Those who listen to my radio show know that I spend my mornings and some evenings practicing and teaching law. For the 20 years since I left Washington, D.C., I have been a land use and natural resources lawyer, guiding landowners –principally home builders but also churches and commercial developers—through the maze of federal, state and local regulatory permitting that blankets the use of land in the U.S. I have had clients throughout the west, and this has meant appearing hundreds of times before city councils, county boards and regional and state commissions and agencies. It has meant thousands of meetings with elected and appointed local government officials.
I provide this as background to a few comments on Sarah Palin’s decade as a city council member and mayor of a small town, Wasilla, Alaska. Don’t underestimate the enormous benefit this provides the governor in the campaign and beyond as she takes up the duties of a vice president. Local government experience means an immersion in the real problems of real people as well as with a myriad of issues from the details of budgets for road maintenance and police and fire forces, to the land use issues I mentioned above, to parks and recreation and school construction issue issues.

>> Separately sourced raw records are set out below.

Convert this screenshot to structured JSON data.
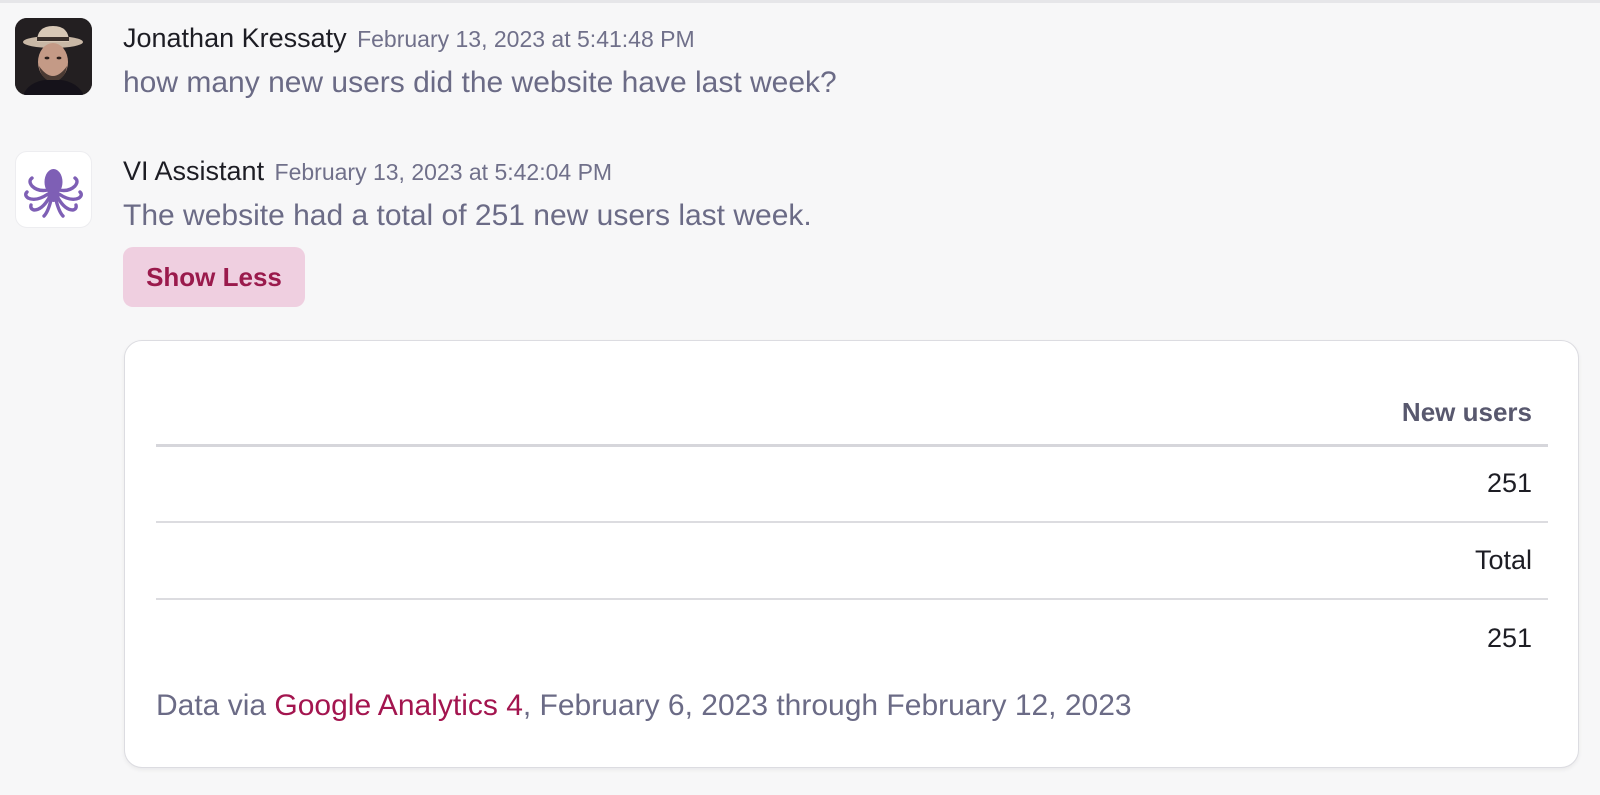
{
  "messages": [
    {
      "author": "Jonathan Kressaty",
      "timestamp": "February 13, 2023 at 5:41:48 PM",
      "text": "how many new users did the website have last week?",
      "avatar_icon": "user-photo-avatar"
    },
    {
      "author": "VI Assistant",
      "timestamp": "February 13, 2023 at 5:42:04 PM",
      "text": "The website had a total of 251 new users last week.",
      "avatar_icon": "octopus-icon",
      "toggle_label": "Show Less"
    }
  ],
  "result_table": {
    "column_header": "New users",
    "rows": [
      "251",
      "Total",
      "251"
    ]
  },
  "source": {
    "prefix": "Data via ",
    "link_text": "Google Analytics 4",
    "suffix": ", February 6, 2023 through February 12, 2023"
  },
  "colors": {
    "accent": "#a3154f",
    "button_bg": "#efcfe0",
    "octopus": "#7e5fb5",
    "page_bg": "#f7f7f8"
  }
}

And, of course, snow removal, the bane of many mayors' lives.
It also means appearing at thousands of the events that define small town life, from the Rotary to the start of the local fund-raising 5K, and the hiring and firing of staff that has to make the traffic lights work and oversee the trash collection.
And mostly it means being able to connect with people who look to the local government to get the big things in small towns right.
Sitting on a dais week after week and listening to public comments and presentations from staff is the least glamorous of all elected offices, but very central to the functioning of the republic. Hundreds of thousands of Americans serve in these all-but-voluntary jobs and do so out of a sense of public spiritedness. Of course there are knuckleheads among the local electeds, and I have encountered many of them.
But by a very large measure these mayors, council members and commissioners are genuine public servants –and they get very smart, very fast about the communities they serve and the real successes and failures that define American life, whether in Wasilla, Alaska or Dearborn, Michigan or Sharon, PA.